Section 337 of the Tariff Act of 1930 allows U.S. intellectual property (IP) owners to seek exclusion orders barring the importation into the United States of articles that infringe their patents or other IP rights. If a patent owner proves a respondent has violated section 337, U.S. Customs and Border Protection will block infringing products at the border — even new versions of infringing products developed after the exclusion order goes into effect. This powerful, prospective remedy, along with section 337’s speedy procedures, attract patent owners to the ITC to protect IP rights and market share.
Since 1996, there have been twenty section 337 investigations involving infringement of medical device patents instituted by the ITC — about 4 percent of the total. In the past few years, cases involving medical devices have been instituted at nearly twice that rate, with almost one case in every ten featuring a medical device. The cases surveyed represent a wide range of products and technologies, including hospital and medical equipment (CPAP machines, incubators for premature infants), surgical equipment (dissection balloons for laparoscopic hernia repair), drug delivery devices (insulin pens), and diagnostic and testing equipment (tumor locators for guiding radiation treatment, HIV test kits).
While section 337 complaints can target infringement of all types of intellectual property as well as other forms of unfair competition, medical device cases have focused almost exclusively on patent infringement, with one case claiming both trademark and patent infringement. Nearly half the time, a medical device section 337 complaint alleges infringement of a single patent, although a few patentees have asserted 7 or 8 patents in a single complaint. Multi-patent complaints are far more common in section 337 litigation involving information and communications technology products.

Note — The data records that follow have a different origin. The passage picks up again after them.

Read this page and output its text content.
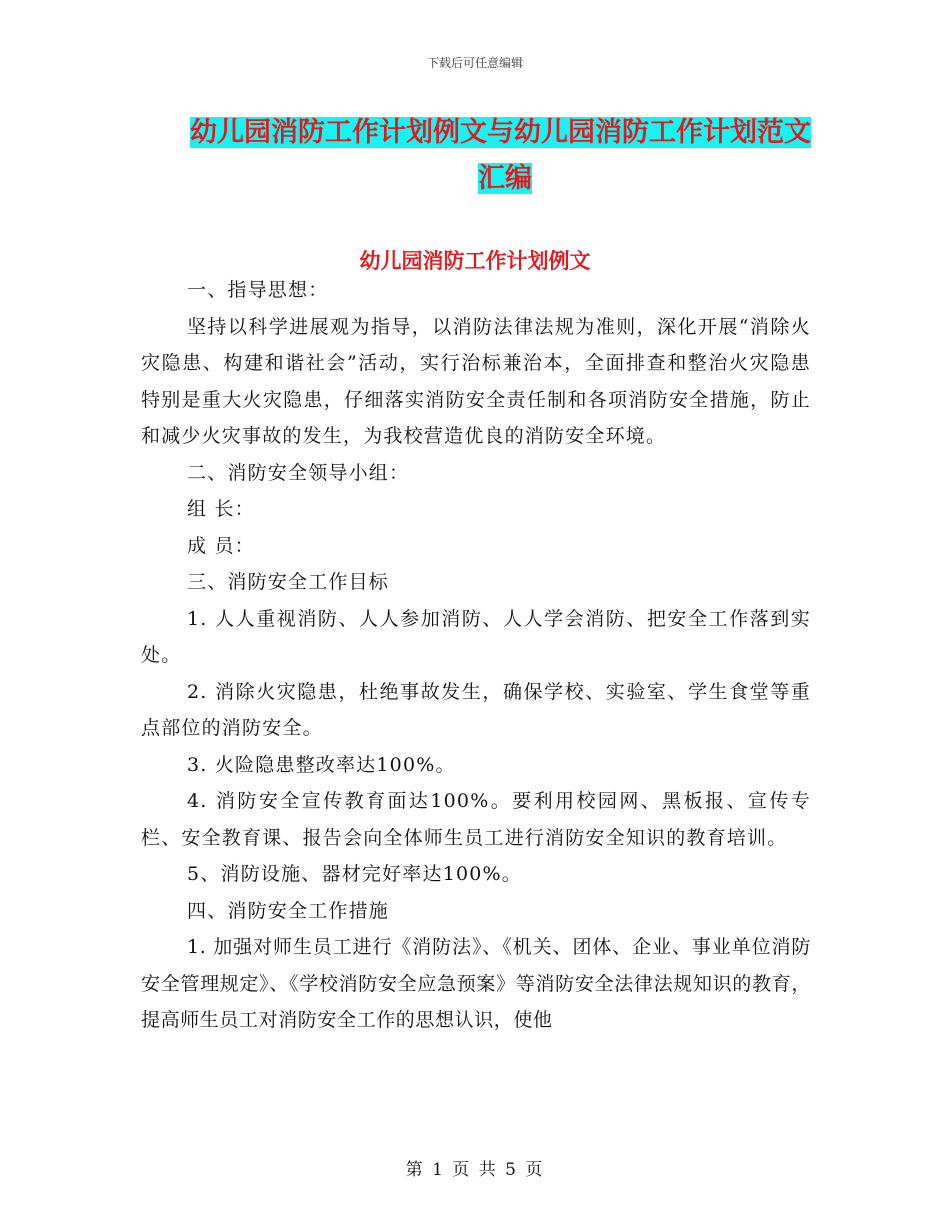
下载后可任意编辑
幼儿园消防工作计划例文与幼儿园消防工作计划范文
汇编
幼儿园消防工作计划例文

一、指导思想：

坚持以科学进展观为指导，以消防法律法规为准则，深化开展“消除火灾隐患、构建和谐社会”活动，实行治标兼治本，全面排查和整治火灾隐患特别是重大火灾隐患，仔细落实消防安全责任制和各项消防安全措施，防止和减少火灾事故的发生，为我校营造优良的消防安全环境。

二、消防安全领导小组：

组 长：

成 员：

三、消防安全工作目标

1. 人人重视消防、人人参加消防、人人学会消防、把安全工作落到实处。

2. 消除火灾隐患，杜绝事故发生，确保学校、实验室、学生食堂等重点部位的消防安全。

3. 火险隐患整改率达100%。

4. 消防安全宣传教育面达100%。要利用校园网、黑板报、宣传专栏、安全教育课、报告会向全体师生员工进行消防安全知识的教育培训。

5、消防设施、器材完好率达100%。

四、消防安全工作措施

1. 加强对师生员工进行《消防法》、《机关、团体、企业、事业单位消防安全管理规定》、《学校消防安全应急预案》等消防安全法律法规知识的教育，提高师生员工对消防安全工作的思想认识，使他

第 1 页 共 5 页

Because the remedy under Section 337 is prospective, many complainants file parallel district court litigation seeking damages for past infringement. Among medical device cases, complainants brought district court complaints against the same parties with respect to one or more of the same patents 65 percent of the time, which is consistent with the overall rate of parallel ITC/district court patent litigation
Although a section 337 complaint can be filed at any point before complainant’s patent expires, many medical device complaints get filed at one of two times. For products that require FDA marketing approval, it is common to see a complaint filed by the company that was first to market shortly after the FDA grants marketing approval to a competing product. For products that do not require FDA marketing approval, a complaint may be filed when a new competitor begins importing a rival product to the U.S. in commercial quantities, or even by imports for use at trade shows or in patient trials.